Species of flowering plant

Daviesia umbellulata is a species of flowering plant in the family Fabaceae and is endemic to eastern Australia. It is a slender shrub with egg-shaped or linear phyllodes, and groups of up to six yellow to orange flowers with maroon markings.

==Description==
Daviesia umbellulata is a slender shrub that typically grows to a height of 0.3–1 m and has ribbed branchlets. The phyllodes are egg-shaped to linear, sometimes with a heart-shaped base, 7–30 mm long and 0.5–8 mm wide with a sharply-pointed tip. The flowers are arranged in groups of three to six, the groups on a peduncle 3–50 mm long, the individual flowers on pedicels 4–5.5 mm long. The five sepals are 3.0–3.5 mm long and joined at the base, the upper two joined in a single "lip" and the lower three less than 1 mm long. The standard petal is egg-shaped with a central notch, yellow to orange with a dark maroon base and 5–7 mm long, the wings yellow with a maroon base and 4.5–6.0 mm long, and the keel is maroon and 4.0–4.5 mm long.
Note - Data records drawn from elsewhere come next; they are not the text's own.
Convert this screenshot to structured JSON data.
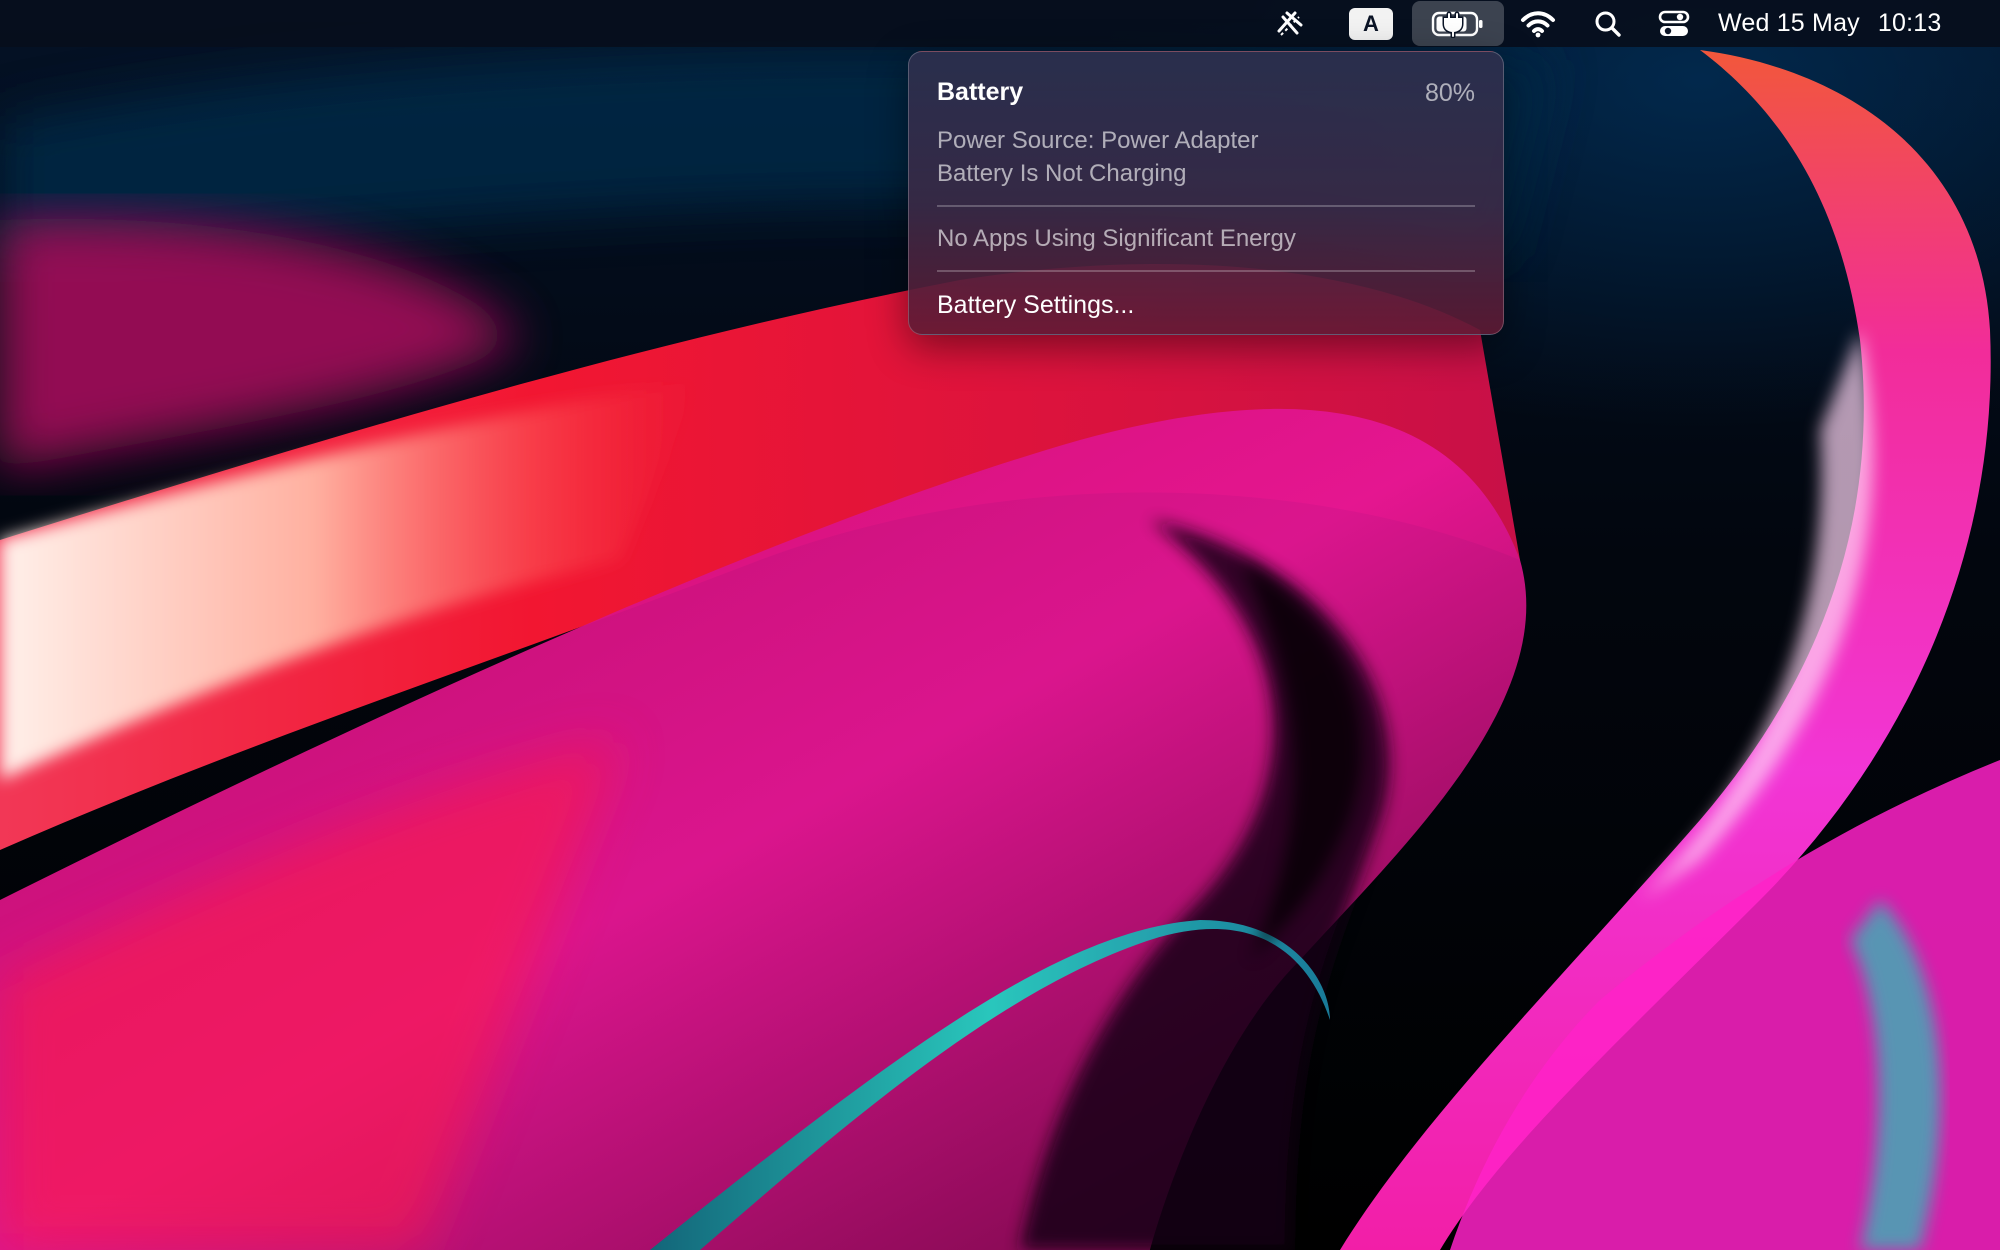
{
  "menubar": {
    "icons": {
      "vpn": "vpn-status-icon",
      "input_source": "input-source-icon",
      "battery": "battery-charging-icon",
      "wifi": "wifi-icon",
      "search": "spotlight-search-icon",
      "control_center": "control-center-icon"
    },
    "input_source_letter": "A",
    "clock": {
      "date": "Wed 15 May",
      "time": "10:13"
    }
  },
  "battery_menu": {
    "title": "Battery",
    "percent": "80%",
    "level": 0.8,
    "power_source": "Power Source: Power Adapter",
    "status": "Battery Is Not Charging",
    "energy_note": "No Apps Using Significant Energy",
    "settings_label": "Battery Settings..."
  },
  "colors": {
    "menubar_bg": "#060e1c",
    "wallpaper_red": "#ff1a3c",
    "wallpaper_magenta": "#e0108a",
    "wallpaper_cyan": "#1fc9c0",
    "wallpaper_pink": "#ff4fe0"
  }
}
Flowering occurs from August to November and the fruit is a triangular pod 8–9 mm long.

==Taxonomy and naming==
Daviesia umbellulata was first formally described in 1880 by James Edward Smith in the Annals of Botany from specimens collected at Port Jackson. The specific epithet (umbellulata) means "umbel-like".

==Distribution==
This bitter-pea grows in the understorey of open forest, woodland or heath and mainly occurs near the coast between Shoalwater Bay in Queensland and Sydney, New South Wales with a disjunct population near Torrington.